Trash Talk Trap No. 1: “I Look Fat!”

These three powerful words escape our lips more often than we would like to admit. However, dissecting the why is key. More times than not, we utter these words based on an experience, not a true feeling. In fact, studies show that many women who were overweight at one point in their life tend to have a high level of body dissatisfaction even after losing weight.

Fattitude adjustment: Next time you catch yourself mouthing off about your muffin top, literally trash the trash talk by writing down the negative thought and then immediately tossing it into the nearest garbage can. Eventually the mental will follow the physical in this case.

Trash Talk Trap No. 2: “I Wish My Body Looked Like … ”

Oftentimes, a girl-power moment can instantly turn into a trash bash. For instance, you and a friend head to the gym for a buddy workout. However, instead of motivating your sweaty sister, you find yourself thinking, “Dang, I wish my arms were cut like hers.” Or you head to a neighborhood barbecue and instead of socializing, you end up criticizing everything about your body because every other girl in attendance seems to be able to pull off the crop-top trend better than you.


Fattitude adjustment: Next time you find yourself spiraling down the path of body envy, remind yourself of the things that make you uniquely you. (Hint: These qualities expand beyond the physical.) Being creative and crazy funny always trumps pulling off a fashion trend.

Trash Talk Trap No. 3: “I Have Thunder Thighs”

I’m not going to lie, y’all; this is the one that constantly made its way into my mind (and out of my mouth) for the first two decades of my life. I was constantly complaining about how big my legs were and how easier life (and pants shopping) would be if they were just a bit smaller.

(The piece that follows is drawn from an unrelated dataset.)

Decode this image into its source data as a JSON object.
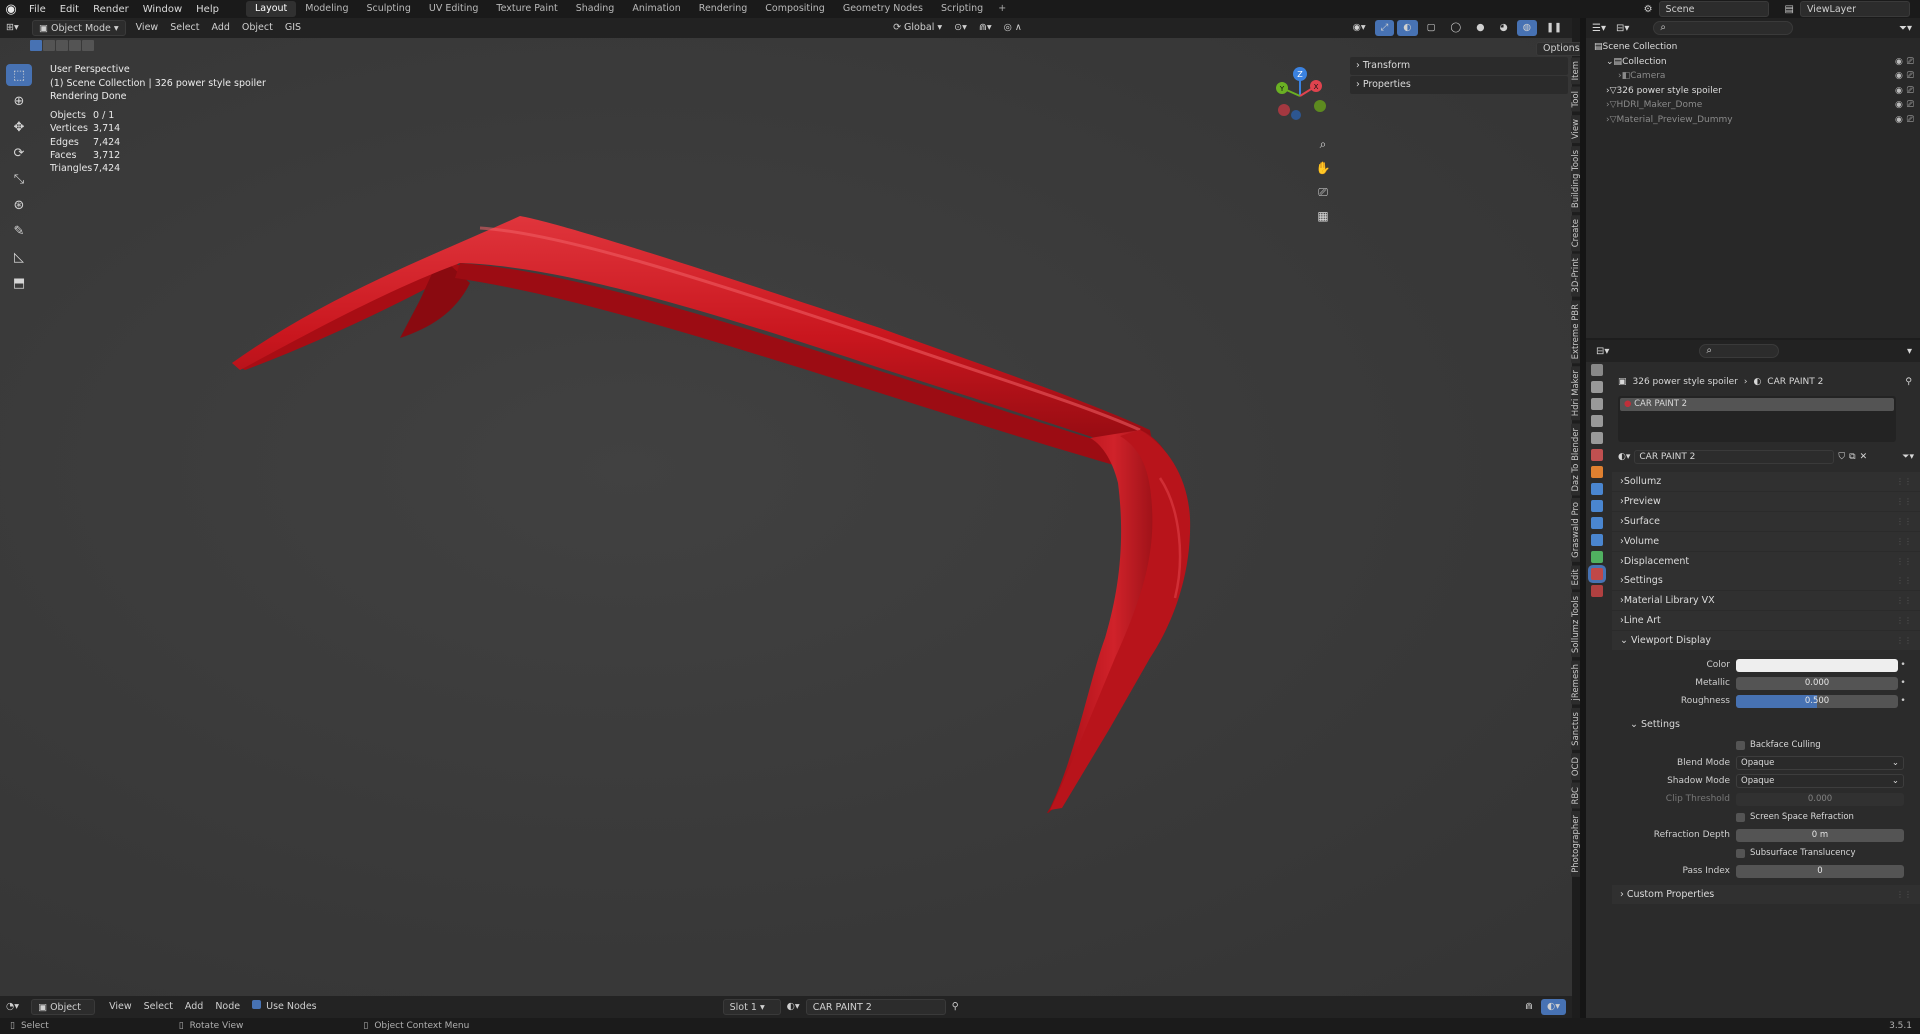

People would compliment me (especially in the South) with comments like, “Baby you got them big, pretty legs.” And while they meant no harm, I would chase this remark with the thought, “What idiot would use the words ‘big’ and ‘pretty’ in the same sentence?”


Fattitude adjustment: With six half-marathons, one marathon and several other physical accomplishments under my belt, I now think, “These big legs are strong legs, and for this I’m grateful.” So if you have that one body part that you constantly pick on, give yourself a break and focus on what your body can do—not just what it looks like.

Trash Talk Trap No. 4: “Shopping for Clothes Is the Worst!”

True story: I hate shopping (unless it involves some athleisure—then it’s technically cardio). But even if you’re a shop-till-you-drop fashionista, the shopping experience can be stressful. From the thin mannequins to the bright lights and the three-way mirrors—I mean, c’mon. No wonder many women feel lousy about their looks when shopping for clothes.


However, beyond your favorite boutique’s ambience, many body-image issues during shopping are self-inflicted. For instance, you flip out when you have to buy a 10 instead of an 8 in a dress that literally fits you like a glove. Or you huff and puff all the way home because every pair of skinny jeans you tried on made you look everything but skinny. Sound familiar?

Fattitude adjustment: Next time you head out for a shopping extravaganza, focus on the garments that fit, not the numbers sewn into the backs of them. Many designers use fit models when developing their lines, so although you wore an 8 in Michael Kors last season, you may just be a 10 now—not because you gained weight but because the fit model did.


And lastly, don’t let trends kill your vibe. Buy clothes that put your favorite body part on display, and stop camouflaging the parts you don’t favor.